Researchers are to investigate whether cooling the bodies of people with head injuries could aid patient recovery.
The £2m international trial, led by the University of Edinburgh and funded by the National Institute for Health Research’s Health Technology Assessment Programme, could help the two million people who suffer a traumatic brain injury worldwide each year.
Scientists will investigate the effect of cooling in head trauma, which annually claims 50,000 lives and causes 80,000 to suffer long-term disability.
The aim of the study is to establish whether inducing hypothermia by lowering body temperature could help to protect the brain from further damage.
Inducing hypothermia puts the body into a state of artificial hibernation, in which the brain can survive with reduced blood supply.

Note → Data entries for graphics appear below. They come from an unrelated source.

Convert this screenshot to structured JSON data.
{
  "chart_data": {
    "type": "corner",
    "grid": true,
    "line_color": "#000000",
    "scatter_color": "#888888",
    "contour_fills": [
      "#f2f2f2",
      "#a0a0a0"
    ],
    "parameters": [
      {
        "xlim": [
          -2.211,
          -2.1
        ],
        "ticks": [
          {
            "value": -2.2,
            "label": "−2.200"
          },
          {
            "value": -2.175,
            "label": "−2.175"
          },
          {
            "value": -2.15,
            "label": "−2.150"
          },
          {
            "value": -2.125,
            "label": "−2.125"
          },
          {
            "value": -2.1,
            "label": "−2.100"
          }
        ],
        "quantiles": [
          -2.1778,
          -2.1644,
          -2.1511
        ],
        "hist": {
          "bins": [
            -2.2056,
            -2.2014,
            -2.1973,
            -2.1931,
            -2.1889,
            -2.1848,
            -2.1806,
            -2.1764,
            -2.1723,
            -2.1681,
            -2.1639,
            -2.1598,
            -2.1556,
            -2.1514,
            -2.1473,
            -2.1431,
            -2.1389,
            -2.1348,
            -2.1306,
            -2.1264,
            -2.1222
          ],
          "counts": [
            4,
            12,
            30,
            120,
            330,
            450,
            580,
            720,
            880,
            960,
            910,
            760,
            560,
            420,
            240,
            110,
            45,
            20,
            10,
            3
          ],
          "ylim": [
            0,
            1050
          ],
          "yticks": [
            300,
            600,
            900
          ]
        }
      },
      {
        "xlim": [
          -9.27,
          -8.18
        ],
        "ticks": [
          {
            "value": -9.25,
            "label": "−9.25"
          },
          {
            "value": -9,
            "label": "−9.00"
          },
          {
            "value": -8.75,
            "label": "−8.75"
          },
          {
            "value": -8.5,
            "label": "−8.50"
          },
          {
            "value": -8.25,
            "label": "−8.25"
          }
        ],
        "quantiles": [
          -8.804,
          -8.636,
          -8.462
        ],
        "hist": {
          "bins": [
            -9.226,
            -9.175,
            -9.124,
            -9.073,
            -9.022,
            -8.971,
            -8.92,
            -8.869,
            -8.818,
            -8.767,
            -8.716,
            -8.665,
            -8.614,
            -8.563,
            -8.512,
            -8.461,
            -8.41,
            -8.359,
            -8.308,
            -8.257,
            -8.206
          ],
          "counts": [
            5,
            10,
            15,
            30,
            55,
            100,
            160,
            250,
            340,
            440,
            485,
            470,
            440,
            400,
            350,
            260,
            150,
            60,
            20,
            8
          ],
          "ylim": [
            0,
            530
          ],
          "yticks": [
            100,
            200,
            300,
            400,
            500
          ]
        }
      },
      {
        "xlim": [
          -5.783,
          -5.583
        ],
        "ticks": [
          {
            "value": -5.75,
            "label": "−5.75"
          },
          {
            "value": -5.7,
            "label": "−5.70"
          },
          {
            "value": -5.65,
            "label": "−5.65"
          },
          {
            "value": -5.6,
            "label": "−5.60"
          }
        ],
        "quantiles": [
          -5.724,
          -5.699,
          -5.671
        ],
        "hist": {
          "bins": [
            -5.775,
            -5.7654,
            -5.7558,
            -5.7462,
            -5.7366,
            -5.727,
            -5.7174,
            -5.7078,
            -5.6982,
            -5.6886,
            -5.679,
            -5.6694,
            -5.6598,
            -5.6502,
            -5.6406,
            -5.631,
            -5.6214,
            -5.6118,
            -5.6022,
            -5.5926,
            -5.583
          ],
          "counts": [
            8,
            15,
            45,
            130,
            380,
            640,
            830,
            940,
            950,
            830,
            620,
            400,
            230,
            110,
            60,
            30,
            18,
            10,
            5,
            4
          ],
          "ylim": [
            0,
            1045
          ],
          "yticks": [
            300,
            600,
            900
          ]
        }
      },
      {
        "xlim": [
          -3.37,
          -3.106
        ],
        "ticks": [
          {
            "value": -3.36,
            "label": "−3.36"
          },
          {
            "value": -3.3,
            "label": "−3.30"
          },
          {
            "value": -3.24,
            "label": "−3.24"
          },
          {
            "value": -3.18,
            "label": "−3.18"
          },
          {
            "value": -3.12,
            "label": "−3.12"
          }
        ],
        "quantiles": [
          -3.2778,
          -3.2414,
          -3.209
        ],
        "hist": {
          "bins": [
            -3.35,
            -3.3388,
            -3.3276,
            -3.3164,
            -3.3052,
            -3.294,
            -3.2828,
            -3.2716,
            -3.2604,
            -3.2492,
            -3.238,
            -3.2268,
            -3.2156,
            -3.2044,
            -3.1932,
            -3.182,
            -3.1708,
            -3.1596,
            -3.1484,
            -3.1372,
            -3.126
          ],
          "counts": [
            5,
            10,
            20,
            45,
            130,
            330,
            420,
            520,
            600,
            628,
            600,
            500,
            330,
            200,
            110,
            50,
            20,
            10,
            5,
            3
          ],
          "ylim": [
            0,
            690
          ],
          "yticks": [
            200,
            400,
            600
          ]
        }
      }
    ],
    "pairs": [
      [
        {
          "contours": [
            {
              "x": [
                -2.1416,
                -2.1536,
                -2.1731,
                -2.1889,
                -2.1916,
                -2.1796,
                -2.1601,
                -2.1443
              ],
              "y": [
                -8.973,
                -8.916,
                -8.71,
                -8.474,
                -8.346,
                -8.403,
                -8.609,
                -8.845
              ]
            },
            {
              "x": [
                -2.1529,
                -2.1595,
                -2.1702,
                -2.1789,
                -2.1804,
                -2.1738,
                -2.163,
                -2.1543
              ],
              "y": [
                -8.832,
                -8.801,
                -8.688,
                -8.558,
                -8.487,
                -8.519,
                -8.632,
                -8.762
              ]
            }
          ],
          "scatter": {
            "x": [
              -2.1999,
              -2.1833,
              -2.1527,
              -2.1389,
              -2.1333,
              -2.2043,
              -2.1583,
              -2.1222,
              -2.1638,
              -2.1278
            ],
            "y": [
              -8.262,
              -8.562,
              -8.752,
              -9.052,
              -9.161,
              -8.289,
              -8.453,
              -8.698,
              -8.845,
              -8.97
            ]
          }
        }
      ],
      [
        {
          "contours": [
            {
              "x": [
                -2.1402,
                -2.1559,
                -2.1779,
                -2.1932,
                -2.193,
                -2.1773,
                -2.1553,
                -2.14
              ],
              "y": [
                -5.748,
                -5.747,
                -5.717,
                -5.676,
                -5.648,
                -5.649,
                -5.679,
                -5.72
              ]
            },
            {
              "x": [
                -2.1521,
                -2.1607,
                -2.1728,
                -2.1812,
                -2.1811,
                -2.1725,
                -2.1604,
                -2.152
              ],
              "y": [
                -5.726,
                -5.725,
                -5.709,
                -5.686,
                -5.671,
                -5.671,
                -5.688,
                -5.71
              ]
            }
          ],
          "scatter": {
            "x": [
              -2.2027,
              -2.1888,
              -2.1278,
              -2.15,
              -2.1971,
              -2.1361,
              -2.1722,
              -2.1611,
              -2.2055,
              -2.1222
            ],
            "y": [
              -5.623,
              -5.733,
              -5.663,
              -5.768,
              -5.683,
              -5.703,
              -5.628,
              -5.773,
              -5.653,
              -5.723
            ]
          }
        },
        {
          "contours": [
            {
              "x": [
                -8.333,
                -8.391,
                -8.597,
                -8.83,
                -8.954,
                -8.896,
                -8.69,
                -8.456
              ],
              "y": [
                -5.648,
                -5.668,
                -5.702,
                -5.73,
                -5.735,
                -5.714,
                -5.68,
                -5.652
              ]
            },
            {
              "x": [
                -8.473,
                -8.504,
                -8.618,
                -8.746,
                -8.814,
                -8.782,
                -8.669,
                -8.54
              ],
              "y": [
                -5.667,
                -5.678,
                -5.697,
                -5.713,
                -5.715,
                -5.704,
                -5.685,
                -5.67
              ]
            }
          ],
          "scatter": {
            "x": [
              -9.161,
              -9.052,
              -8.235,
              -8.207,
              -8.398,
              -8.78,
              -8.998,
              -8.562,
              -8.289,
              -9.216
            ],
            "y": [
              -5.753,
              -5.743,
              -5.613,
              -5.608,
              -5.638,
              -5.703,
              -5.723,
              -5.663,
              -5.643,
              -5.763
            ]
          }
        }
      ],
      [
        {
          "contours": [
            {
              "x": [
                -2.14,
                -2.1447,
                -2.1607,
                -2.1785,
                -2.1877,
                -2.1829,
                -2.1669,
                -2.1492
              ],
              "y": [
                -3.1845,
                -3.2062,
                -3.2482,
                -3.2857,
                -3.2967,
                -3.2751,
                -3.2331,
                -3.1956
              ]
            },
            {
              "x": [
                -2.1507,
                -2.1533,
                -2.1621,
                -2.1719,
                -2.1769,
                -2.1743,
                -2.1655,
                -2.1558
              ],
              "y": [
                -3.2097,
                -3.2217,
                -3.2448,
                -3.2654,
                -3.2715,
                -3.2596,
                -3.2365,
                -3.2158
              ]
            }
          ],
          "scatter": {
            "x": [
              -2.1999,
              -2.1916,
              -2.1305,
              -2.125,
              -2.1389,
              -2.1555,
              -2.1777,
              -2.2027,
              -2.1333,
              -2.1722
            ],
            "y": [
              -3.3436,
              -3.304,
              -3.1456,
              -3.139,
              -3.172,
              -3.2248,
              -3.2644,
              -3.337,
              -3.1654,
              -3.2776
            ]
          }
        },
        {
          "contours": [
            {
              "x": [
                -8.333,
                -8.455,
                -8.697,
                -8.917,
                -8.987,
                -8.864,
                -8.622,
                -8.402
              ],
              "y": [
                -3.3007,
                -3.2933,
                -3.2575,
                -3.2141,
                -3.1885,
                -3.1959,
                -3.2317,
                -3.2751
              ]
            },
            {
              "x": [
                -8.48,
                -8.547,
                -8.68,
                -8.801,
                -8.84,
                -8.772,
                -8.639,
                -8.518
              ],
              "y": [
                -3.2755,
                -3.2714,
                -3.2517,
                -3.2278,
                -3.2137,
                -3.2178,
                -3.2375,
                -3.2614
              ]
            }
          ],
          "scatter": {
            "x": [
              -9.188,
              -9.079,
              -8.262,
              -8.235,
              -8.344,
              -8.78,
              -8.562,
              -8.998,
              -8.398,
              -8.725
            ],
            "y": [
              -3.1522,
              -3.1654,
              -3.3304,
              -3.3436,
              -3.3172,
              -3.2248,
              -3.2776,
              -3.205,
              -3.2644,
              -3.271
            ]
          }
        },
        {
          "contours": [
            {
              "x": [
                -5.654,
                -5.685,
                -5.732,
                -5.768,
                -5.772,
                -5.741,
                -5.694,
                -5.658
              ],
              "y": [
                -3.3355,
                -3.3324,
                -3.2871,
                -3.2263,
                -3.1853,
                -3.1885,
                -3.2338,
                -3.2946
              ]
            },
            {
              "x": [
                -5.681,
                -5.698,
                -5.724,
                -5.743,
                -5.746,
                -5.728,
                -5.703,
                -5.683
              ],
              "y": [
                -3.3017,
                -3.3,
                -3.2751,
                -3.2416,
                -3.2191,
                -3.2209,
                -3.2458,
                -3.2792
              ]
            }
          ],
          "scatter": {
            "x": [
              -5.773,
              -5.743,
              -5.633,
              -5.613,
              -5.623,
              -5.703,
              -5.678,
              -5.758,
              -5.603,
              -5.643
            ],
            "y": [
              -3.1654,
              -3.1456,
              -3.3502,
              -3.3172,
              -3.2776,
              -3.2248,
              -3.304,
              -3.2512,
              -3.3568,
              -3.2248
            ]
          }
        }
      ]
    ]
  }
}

Scientists say that brain swelling – caused by bleeding or bruising inside the skull – is common following road accidents or falls and can reduce the blood flow to the brain.
The team hopes that by cooling the body to between 32 and 35 degrees Celsius, they will lower brain pressure and therefore reduce the likelihood of long-term disability or death.
As part of the Eurotherm3235 trial, head injury patients will be given ice cold intravenous drips within 10 days of their accident. Patients will then be kept cool using either cold water blankets or cooling pads for at least 48 hours, after which they will be gradually re-warmed.
Researchers will check the patients’ progress six months after injury and then compare their recovery with those patients who were not cooled.
Cooling is already used to reduce brain injury after cardiac arrests and birth injuries. It is hoped it will have the same effect in head injury victims.
The trial – involving more than 50 centres around the world – will be the largest intensive care study to be carried out in brain injuries.
Professor Peter Andrews, Head of Critical Care Medicine at the University of Edinburgh, said: “Serious head injuries can have a devastating emotional and physical impact on the patient and their family. We are always trying to improve treatment for head injuries and by bringing together experts from around the world, we are hopeful that we will be able to make a real difference to patients’ survival and recovery.”